If you're building an application that supports user-generated content (docs, notes, images etc), chances are that you'll also need to build functionality that allows users to share and collaborate on that content. Building such a system can get very complicated very fast.

In this guide, we'll go over how you can use Warrant to quickly augment your existing application to add sharing and collaboration functionality.

Prerequisites

This guide exclusively uses the Warrant API and thus assumes you have a Warrant account with API keys. If you don't, please first follow the Quickstart to set up your account.

Creating Object Types for Each Content Type

Each explicit 'content type' (ex. document, note, image) in our application will require an object type definition in Warrant. Let's say for example that we're building a simplified version of Google Docs. This simplified version has exactly 1 type of content: document. Each 'document' has an 'owner', 'editor(s)' and 'viewer(s)'. Using these relations, we can easily define who can read and/or modify a specific document in our application.

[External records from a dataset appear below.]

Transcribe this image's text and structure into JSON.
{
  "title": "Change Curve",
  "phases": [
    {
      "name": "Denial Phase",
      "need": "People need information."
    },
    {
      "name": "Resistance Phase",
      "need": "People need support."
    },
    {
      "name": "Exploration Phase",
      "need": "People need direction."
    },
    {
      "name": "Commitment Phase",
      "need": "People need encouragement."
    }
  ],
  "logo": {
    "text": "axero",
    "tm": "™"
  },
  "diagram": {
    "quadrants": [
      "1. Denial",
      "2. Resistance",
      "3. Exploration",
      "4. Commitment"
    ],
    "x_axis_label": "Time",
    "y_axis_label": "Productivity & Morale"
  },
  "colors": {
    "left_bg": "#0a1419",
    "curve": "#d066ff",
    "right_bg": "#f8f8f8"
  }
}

For each distinct 'content type' in your application, you should create an object type with 'owner', 'editor' and 'viewer' relationships. Note that these permissions cascade, with owners having editor and viewer privileges and editors also having viewer privileges:

{
"type": "document",
"relations": {
"owner": {},
"editor": {
"inheritIf": "owner"
}
"viewer": {
"inheritIf": "editor"
}
}
}

Granting Permissions

With our object types defined, we can create warrants that grant 'editor' and 'viewer' access to specific objects. For example, let's say that we have a 'document' in our application with id 'doc1'. We can grant a user (user1) 'editor' access to this document by creating the following warrant:

const newWarrant = await warrantClient.Warrant.create({
object: {
objectType: "document",
objectId: "doc1",
},
relation: "editor",
subject: {
objectType: "user"
objectId: "user1"
},
});

Checking Permissions

With our content permissions defined via warrants, we can start to enforce access to content directly in the app.

For example, if we wanted to check whether 'user1' had the ability to 'edit' 'doc1', we would add the following check in our application code:

const isAuthorized = await warrantClient.Authorization.check({
warrants: [
{
object: {
objectType: "document",
objectId: "doc1",
},
relation: "editor",
subject: {
objectType: "user",
objectId: "user1",
},
},
],
});
if (isAuthorized) {
// 'user1' can edit doc1
} else {
// Fail request
}

Summary

In this guide, we went over how you can use Warrant to quickly implement an access model for 'shareable content'. By assigning each object type an 'owner', 'editor(s)' and 'viewer(s)', we can easily implement logic in our application to manage and enforce content permissions at runtime.